Defendant alleges error in the prosecutor’s statement in closing argument that “# * # any act done by any of them in furtherance of a common design is the act of all * # It is a sufficient answer to this allegation of error that People v. Kessler, 57 Ill.2d 493, indicates that the statement at issue here is a correct statement of the law. Defendant’s argument that there can be no conviction on the accountability principle for acts which the defendant did not intend is both an incorrect statement of the law and a meaningless argument where the evidence clearly indicates defendant’s intention to aid in the burglary.

Finally, defendant argues that certain comments made by the prosecutor in his closing arguments were prejudicial. Statements of counsel based on facts or legitimate inferences therefrom are allowed in closing argument. (People v. Jefferson, 69 Ill.App.2d 490.) Calling defendant an addict was therefore permissible, merely a repetition of the evidence. Calling defendant a burglar was also well within the bounds of allowable closing argument because a prosecutor can refer to the nature of the charge and the conduct of the defendant. (People v. Sawyer, 42 Ill.2d 294.) The statement that defendant left his codefendants “holding the bag” is supported by the evidence of his escape. Characterizing defendant as an older man recruiting younger men to commit crimes does not appear to have a basis in the evidence, but would not warrant reversal. (People v. Bravos, 114 Ill.App.2d 298.) However, the comments about defendant having others “do all the dirty work” is supported by the evidence.
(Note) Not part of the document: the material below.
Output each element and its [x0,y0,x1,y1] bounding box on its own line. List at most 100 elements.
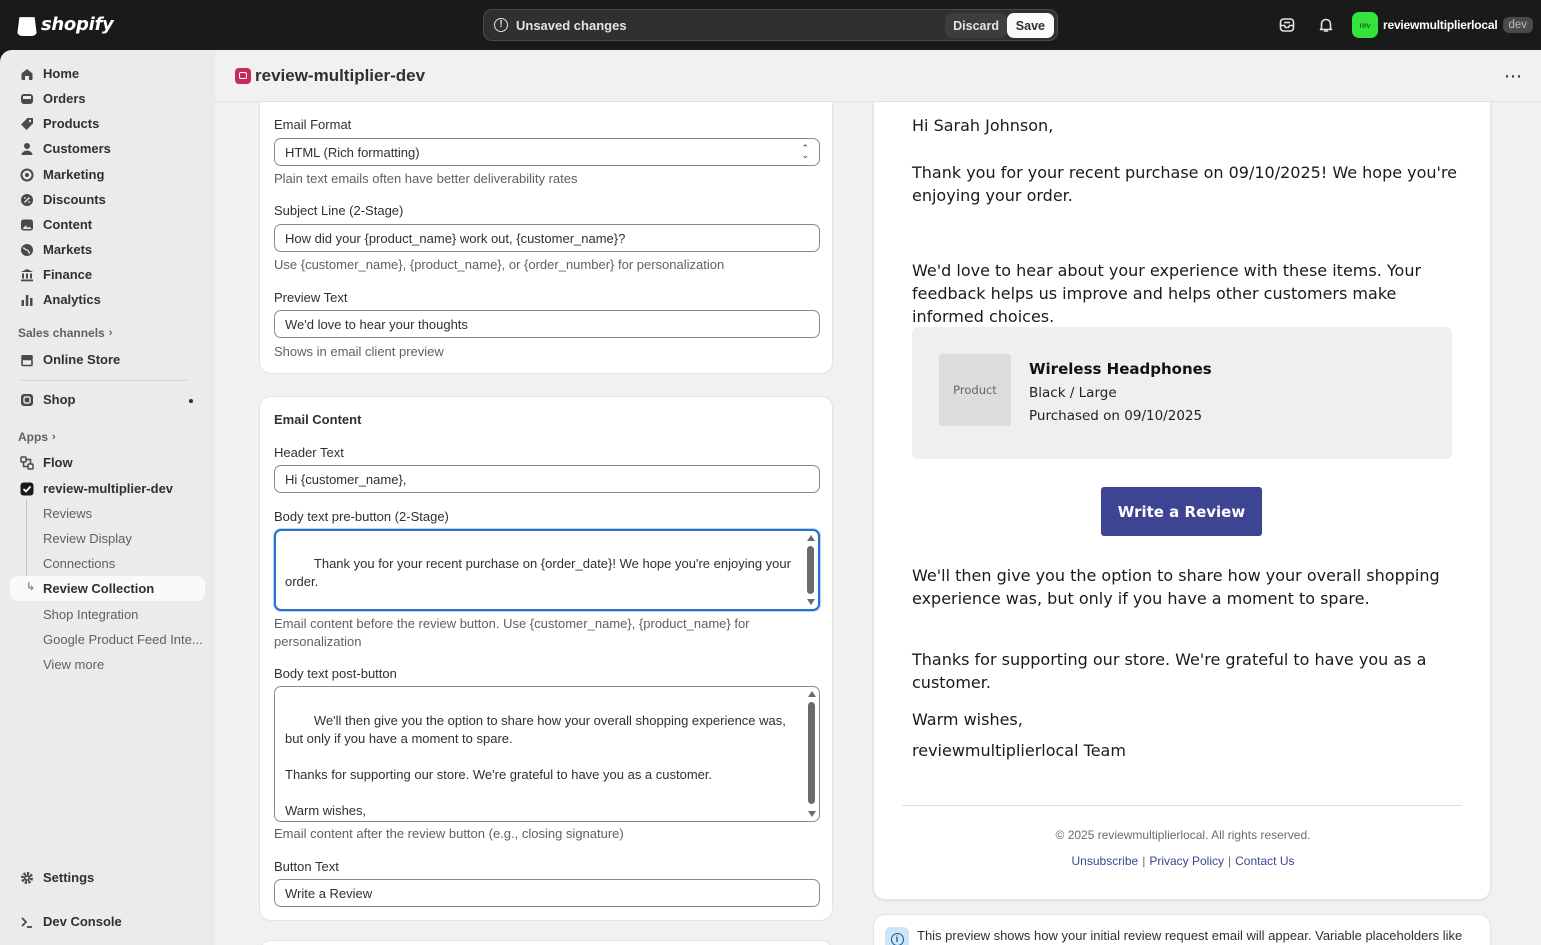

In closing argument a prosecutor can reflect unfavorably on the defendant, denounce his wickedness, and even indulge in invective. (People v. Moore, 9 Ill.2d 224.) Thus, referring to defendant’s conduct as “reprehensible” is permitted. As to the allegation of error regarding the prosecutor’s statement that defendant supported his narcotics habit by stealing, the jury was instructed to disregard it, so absent some *898.showing that it prejudiced defendant, there was no error on this point.

Finally we proceed to consider defendant’s contention that the trial court erred in imposing an excessive sentence.

When a sentence is within the limits prescribed by the legislature, the reviewing court should not disturb it unless it clearly appears that the punishment constitutes a great departure from the fundamental law in spirit or purpose. (People v. Taylor, 33 Ill.2d 417.) Defendant here had four prior convictions, spending 9 out of the past 11 years in thfe penitentiary. His sentence is not excessive. See People v. Edmond, 20 IIl.App.3d 1033.

Judgment affirmed.

RECHENMACHER, P. J., and T. MORAN, J., concur.